Iranian diplomat Asadollah Asadi, who had been jailed by Belgium for five years, was released and returned home on Friday following intensive diplomatic negotiations during a prisoner swap between Tehran and Brussels, mediated by Oman.
Tehran said Asadi had been held hostage in Germany on June 30, 2018, in a plot hatched by the Zionist regime and carried out by a number of European security services.
The Iranian Foreign Ministry’s spokesman said certain European governments, which fell under the influence of the Zionist regime and the terrorist MKO, violated their international commitments after the “arbitrary arrest” of the Iranian diplomat and sentenced him to 20 years in prison in a “theatrical and totally political” court.
An informed source told Tasnim that Maryam Rajavi, the notorious ringleader of the MKO terrorist cult, had made every effort to obstruct the release of Asadi.
The source said Rajavi had even taken a trip to Belgium 48 hours before the prisoner swap and asked Belgian Foreign Minister Hadja Lahbib to halt the negotiations with Iran.

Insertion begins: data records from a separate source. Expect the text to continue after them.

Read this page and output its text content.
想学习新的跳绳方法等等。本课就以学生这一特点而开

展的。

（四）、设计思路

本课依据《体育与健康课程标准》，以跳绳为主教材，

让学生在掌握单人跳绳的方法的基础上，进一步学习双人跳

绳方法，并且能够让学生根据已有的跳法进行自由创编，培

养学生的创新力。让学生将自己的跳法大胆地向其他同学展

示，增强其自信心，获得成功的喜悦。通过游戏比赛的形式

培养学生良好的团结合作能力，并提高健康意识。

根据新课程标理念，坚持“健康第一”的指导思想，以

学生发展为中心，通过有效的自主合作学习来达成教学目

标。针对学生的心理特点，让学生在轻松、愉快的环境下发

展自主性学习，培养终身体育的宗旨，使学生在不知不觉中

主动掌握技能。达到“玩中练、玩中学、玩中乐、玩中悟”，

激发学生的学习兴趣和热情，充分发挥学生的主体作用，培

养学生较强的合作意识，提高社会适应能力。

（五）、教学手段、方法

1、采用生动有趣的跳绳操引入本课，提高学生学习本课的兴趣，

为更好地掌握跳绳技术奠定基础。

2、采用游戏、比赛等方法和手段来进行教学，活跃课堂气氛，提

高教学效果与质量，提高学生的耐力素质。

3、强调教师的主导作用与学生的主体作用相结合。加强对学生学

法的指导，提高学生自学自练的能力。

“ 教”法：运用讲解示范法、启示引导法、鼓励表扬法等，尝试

The MKO ringleader had employed all of her capacities and links to stop the release of the Iranian diplomat, the source added, noting that Rajavi was given a “negative response” after passing on several messages to the foreign minister of Belgium.
The infamous MKO ringleader had even held meetings with a number of Belgian parliamentarians to ask them to put effort into aborting the talks between Brussels and Tehran about the release of Asadi, the source stated.
Rajavi had reportedly made it clear to a Western diplomat that the release of Asadi would frustrate the anti-Iranian opposition.
In June 2018, Belgian authorities said that the Belgian police had intercepted a car carrying homemade explosives and a detonation device, claiming that Asadi had handed the materials to two people in Belgium earlier. Asadi, himself, was apprehended in Germany the next day and told that he could not apply his diplomatic immunity.
A Belgian court then sentenced the diplomat, who served as the third counselor at Iran's Embassy in Vienna, to 20 years in prison after accusing him of plotting an alleged attack against the anti-Iran terrorist MKO cult.